Neither did I. Would you care to explain this, please, since I gave up about halfway through a very long article on Aristotle, to see what you might have been talking about...

it's not precisely aristotelian, but having analytic, a posteriori virtue ethics is something along the lines of aristotle's philosophy.
 
How do you propose slaying the utilty monster? What do you think of the mere addition paradox?

I think the best way around the utility monster is simply to point out that opinions change when the facts change - if there were a utility monster, utilitarianism would be unable to respond to it, but there isn't.
 
Give me one reason people on their own cognition would want to be moral.
Give me one reason to call someone moral if it isn't of their own cognition.
 
I think the best way around the utility monster is simply to point out that opinions change when the facts change - if there were a utility monster, utilitarianism would be unable to respond to it, but there isn't.
Well, that actually isn't an factual statement.

It reveals the other problem of Utilitarianism: You have no actual way of measuring or converting human happiness.

What is the conversion ration of a junkie getting their fix to someone not getting their cellphone stolen?

Can you actually prove your happiness comes anywhere close to that felt by a serial rapist catching his latest victim?

Also, remember that while you can doubt the Utility Monster, there are people who are demonstrably Utility Traps: It's almost certainly unethical to aid someone suffering from Chronic Depression, because they're likely to see strongly diminished returns on happiness.
 
Good points, well presented. Mill had the argument about 'higher pleasures' and it being better to be a human being dissatisfied than a pig satisfied, or Socrates dissatisfied than a fool satisfied - though I can't really get behind that one; it sounds far too much like snobbery to me.
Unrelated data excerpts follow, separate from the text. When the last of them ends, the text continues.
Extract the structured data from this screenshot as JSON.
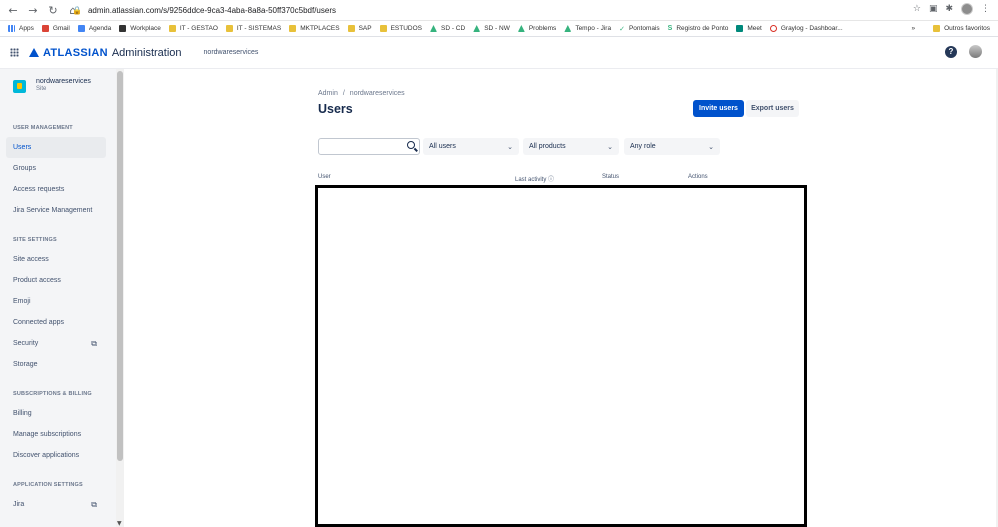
{
  "browser": {
    "url": "admin.atlassian.com/s/9256ddce-9ca3-4aba-8a8a-50ff370c5bdf/users",
    "bookmarks": [
      {
        "label": "Apps",
        "icon": "grid"
      },
      {
        "label": "Gmail",
        "icon": "gmail"
      },
      {
        "label": "Agenda",
        "icon": "calendar"
      },
      {
        "label": "Workplace",
        "icon": "workplace"
      },
      {
        "label": "IT - GESTAO",
        "icon": "folder"
      },
      {
        "label": "IT - SISTEMAS",
        "icon": "folder"
      },
      {
        "label": "MKTPLACES",
        "icon": "folder"
      },
      {
        "label": "SAP",
        "icon": "folder"
      },
      {
        "label": "ESTUDOS",
        "icon": "folder"
      },
      {
        "label": "SD - CD",
        "icon": "atlassian"
      },
      {
        "label": "SD - NW",
        "icon": "atlassian"
      },
      {
        "label": "Problems",
        "icon": "atlassian"
      },
      {
        "label": "Tempo - Jira",
        "icon": "atlassian"
      },
      {
        "label": "Pontomais",
        "icon": "check"
      },
      {
        "label": "Registro de Ponto",
        "icon": "s"
      },
      {
        "label": "Meet",
        "icon": "meet"
      },
      {
        "label": "Graylog - Dashboar...",
        "icon": "graylog"
      }
    ],
    "more": "»",
    "other_favorites": "Outros favoritos"
  },
  "header": {
    "logo": "ATLASSIAN",
    "product": "Administration",
    "site": "nordwareservices"
  },
  "sidebar": {
    "org": {
      "name": "nordwareservices",
      "type": "Site"
    },
    "sections": [
      {
        "title": "USER MANAGEMENT",
        "items": [
          {
            "label": "Users",
            "active": true
          },
          {
            "label": "Groups"
          },
          {
            "label": "Access requests"
          },
          {
            "label": "Jira Service Management"
          }
        ]
      },
      {
        "title": "SITE SETTINGS",
        "items": [
          {
            "label": "Site access"
          },
          {
            "label": "Product access"
          },
          {
            "label": "Emoji"
          },
          {
            "label": "Connected apps"
          },
          {
            "label": "Security",
            "external": true
          },
          {
            "label": "Storage"
          }
        ]
      },
      {
        "title": "SUBSCRIPTIONS & BILLING",
        "items": [
          {
            "label": "Billing"
          },
          {
            "label": "Manage subscriptions"
          },
          {
            "label": "Discover applications"
          }
        ]
      },
      {
        "title": "APPLICATION SETTINGS",
        "items": [
          {
            "label": "Jira",
            "external": true
          }
        ]
      }
    ]
  },
  "main": {
    "breadcrumb": [
      "Admin",
      "nordwareservices"
    ],
    "breadcrumb_sep": "/",
    "title": "Users",
    "invite_label": "Invite users",
    "export_label": "Export users",
    "search_placeholder": "",
    "filters": {
      "users": "All users",
      "products": "All products",
      "role": "Any role"
    },
    "columns": {
      "user": "User",
      "last_activity": "Last activity ⓘ",
      "status": "Status",
      "actions": "Actions"
    }
  }
}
There's also 'rule utilitarianism', which seems to resolve the junkie problem - if everyone acted according to the rule 'do not steal', everyone on aggregate would be happier, so it is wrong to break that rule in any given circumstance when it would make somebody happy. I agree with the measuring problem, though: but I always took it closer to the Golden Rule than anything else. If you believe that what you're doing is going to cause more unhappiness than happiness (or going to do something to another person that you would not have done unto you) then you should stop and think.